Future Found by Mima

Posted by Mrs Giggles on November 1, 2008 in 2 Oogies, Book Reviews, Genre: Erotica

Future Found by Mima
Future Found by Mima

Samhain Publishing, $3.50, ISBN 1-60504-225-0
Sci-fi Erotica, 2008

Future Found is proof that the Cataclysm doesn’t just happen on Krynn. Sorry, that’s a Dragonlance reference – you may not get that if you aren’t familiar with that setting.

This one is set in the distant future and feature a bunch of druid-like folks called the Tree Singers. Just imagine the King’s Singers going “You are the new day! New da-aaaaay!” to some poor wee saplings struggling to thrive. Our heroine Shay, who is a Tree Singer, can, er, sing to trees and make them grow strong and healthy. With trees being so rare in that time, Shay feels that her abilities come with great responsibilities. Our hero Sandor is a “cybernetic elite” – I’m still not sure what they actually are, having been told rather vaguely that they are some kind of half-men, half-machines. What I really know is that Sand is creepy. It’s Shay’s fault, in a way, when she signs a contract with him without reading it in her haste to save an oak tree that he claims to have in his compound. The contract states pretty much that he will get to initiate “physical contact” with her for 24 hours and he will only show her the oak tree after he has, er, shown her his other oak tree. And get her to play with some other people too.
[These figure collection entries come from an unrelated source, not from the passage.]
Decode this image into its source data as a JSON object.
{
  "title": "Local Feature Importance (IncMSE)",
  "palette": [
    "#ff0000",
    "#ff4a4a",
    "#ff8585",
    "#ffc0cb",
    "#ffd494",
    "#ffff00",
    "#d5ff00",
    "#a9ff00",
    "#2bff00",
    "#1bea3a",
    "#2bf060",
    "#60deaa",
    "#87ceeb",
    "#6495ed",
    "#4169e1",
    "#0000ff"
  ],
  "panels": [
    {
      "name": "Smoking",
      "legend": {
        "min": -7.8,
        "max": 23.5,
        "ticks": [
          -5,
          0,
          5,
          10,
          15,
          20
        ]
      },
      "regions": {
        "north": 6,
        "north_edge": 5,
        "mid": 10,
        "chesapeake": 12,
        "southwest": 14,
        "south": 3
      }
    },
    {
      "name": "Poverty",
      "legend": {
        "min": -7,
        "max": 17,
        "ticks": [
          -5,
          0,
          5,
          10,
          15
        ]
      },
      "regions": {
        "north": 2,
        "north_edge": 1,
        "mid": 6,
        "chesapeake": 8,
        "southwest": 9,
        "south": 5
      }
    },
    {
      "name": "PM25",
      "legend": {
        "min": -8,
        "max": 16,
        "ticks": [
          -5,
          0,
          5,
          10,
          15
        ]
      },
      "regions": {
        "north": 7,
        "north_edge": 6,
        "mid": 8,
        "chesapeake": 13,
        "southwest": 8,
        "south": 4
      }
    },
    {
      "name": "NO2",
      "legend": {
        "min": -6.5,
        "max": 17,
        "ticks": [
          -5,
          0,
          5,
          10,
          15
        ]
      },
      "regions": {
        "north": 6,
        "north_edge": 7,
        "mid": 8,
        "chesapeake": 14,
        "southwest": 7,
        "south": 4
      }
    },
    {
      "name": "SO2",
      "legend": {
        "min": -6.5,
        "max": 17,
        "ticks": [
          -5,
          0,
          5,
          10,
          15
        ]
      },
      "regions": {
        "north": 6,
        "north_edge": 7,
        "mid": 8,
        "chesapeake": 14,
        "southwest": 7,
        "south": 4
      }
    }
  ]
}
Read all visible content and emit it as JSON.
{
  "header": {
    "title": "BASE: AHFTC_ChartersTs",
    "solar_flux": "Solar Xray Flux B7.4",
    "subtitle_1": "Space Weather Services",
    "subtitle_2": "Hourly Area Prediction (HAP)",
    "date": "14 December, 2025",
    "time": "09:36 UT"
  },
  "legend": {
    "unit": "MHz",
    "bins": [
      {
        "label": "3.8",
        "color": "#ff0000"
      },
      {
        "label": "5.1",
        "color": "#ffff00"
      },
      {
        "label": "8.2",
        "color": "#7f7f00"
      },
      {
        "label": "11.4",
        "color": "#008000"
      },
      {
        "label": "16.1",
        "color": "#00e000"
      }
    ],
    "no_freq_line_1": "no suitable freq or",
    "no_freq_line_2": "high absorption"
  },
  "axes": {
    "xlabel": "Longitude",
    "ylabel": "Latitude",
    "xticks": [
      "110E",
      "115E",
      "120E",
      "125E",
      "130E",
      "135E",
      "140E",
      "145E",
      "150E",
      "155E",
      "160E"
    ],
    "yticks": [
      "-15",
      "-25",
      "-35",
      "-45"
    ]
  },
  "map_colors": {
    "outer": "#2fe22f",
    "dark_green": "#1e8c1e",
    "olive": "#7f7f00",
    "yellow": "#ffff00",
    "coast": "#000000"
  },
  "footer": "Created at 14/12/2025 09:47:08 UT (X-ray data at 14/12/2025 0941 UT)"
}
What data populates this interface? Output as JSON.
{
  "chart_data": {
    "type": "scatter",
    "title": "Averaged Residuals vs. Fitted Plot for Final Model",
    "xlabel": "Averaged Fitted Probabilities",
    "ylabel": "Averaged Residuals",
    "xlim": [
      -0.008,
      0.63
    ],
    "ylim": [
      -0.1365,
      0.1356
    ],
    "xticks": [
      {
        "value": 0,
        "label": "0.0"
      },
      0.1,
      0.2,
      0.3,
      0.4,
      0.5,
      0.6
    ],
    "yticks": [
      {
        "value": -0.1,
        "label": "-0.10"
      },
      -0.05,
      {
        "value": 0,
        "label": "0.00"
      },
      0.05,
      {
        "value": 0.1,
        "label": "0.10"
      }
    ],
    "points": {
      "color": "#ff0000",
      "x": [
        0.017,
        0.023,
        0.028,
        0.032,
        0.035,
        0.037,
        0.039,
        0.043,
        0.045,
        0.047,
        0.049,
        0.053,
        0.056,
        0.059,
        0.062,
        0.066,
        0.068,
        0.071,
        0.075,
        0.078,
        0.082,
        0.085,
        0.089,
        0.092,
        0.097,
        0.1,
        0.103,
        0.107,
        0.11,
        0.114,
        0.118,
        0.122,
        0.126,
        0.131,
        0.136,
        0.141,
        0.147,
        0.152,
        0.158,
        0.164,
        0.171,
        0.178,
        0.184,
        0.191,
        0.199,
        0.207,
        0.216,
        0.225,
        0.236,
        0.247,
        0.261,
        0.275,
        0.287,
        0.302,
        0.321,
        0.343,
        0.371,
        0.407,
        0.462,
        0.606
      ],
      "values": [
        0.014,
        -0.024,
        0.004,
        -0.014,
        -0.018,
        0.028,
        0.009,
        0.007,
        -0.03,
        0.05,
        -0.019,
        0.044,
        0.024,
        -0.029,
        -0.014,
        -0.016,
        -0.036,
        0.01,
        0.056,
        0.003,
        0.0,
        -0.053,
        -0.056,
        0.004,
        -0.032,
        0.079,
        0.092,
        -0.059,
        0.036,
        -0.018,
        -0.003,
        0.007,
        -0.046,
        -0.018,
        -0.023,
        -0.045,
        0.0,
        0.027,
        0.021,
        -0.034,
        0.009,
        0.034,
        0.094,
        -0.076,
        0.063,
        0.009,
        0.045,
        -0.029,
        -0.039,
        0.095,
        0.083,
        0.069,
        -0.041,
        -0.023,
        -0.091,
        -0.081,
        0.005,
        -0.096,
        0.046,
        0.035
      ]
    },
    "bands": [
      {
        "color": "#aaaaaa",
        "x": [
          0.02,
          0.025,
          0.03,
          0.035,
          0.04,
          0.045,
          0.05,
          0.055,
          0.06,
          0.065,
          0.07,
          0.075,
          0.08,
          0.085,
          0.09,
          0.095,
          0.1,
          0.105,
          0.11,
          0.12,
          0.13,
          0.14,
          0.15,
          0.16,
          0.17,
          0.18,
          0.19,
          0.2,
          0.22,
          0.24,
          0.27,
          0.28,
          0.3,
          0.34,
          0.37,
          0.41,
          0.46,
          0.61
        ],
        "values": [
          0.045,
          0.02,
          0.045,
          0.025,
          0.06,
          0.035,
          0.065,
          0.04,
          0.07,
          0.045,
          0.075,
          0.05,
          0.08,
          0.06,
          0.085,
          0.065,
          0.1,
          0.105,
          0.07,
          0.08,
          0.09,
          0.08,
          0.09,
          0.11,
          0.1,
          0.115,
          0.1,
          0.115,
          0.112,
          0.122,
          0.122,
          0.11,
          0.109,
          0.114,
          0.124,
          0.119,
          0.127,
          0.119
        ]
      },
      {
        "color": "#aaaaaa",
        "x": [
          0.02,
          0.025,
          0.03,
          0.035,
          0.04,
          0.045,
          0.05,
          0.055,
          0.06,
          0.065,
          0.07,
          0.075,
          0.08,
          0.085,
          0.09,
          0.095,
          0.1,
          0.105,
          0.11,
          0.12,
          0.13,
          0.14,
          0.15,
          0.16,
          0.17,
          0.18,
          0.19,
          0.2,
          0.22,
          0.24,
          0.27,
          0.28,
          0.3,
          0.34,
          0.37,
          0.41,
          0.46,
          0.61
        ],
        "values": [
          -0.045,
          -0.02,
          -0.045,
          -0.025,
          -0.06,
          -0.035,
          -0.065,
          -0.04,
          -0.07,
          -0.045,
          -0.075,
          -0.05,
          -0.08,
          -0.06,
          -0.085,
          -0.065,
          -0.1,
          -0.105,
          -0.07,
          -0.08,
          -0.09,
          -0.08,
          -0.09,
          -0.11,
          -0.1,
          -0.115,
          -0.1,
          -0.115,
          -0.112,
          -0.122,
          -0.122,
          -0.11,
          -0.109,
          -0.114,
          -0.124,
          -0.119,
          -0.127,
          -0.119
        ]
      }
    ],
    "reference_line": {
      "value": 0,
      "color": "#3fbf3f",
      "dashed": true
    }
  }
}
In the end it’s love so I guess the whole blackmail and deception method is supposed to be okay? Oh, Sand claims that he also has greater motives other than sex to pull that stunt on Shay, but given that they are both on the same side, the whole set-up feels like a tired contrivance to initiate the sexual li-da-di in this story. I can’t really get over that forced set-up to enjoy the erotic excesses present in the story, I’m afraid. What makes this story disappointing is that the setting is interesting and the concept of Tree Singers presented here is actually more intriguing than comical. Alas, all that detailed world building is wasted in a story that turns out to be more about the sex and some superficial “Yeah, we’re in love – don’t you dare accuse us of putting on a smut show for you!” yammering.

Perhaps this story would have been better if love is kept to the background and there is no attempt to present a plot – just drop the pretensions and have everyone go boom and bang in a happy orgy, in other words.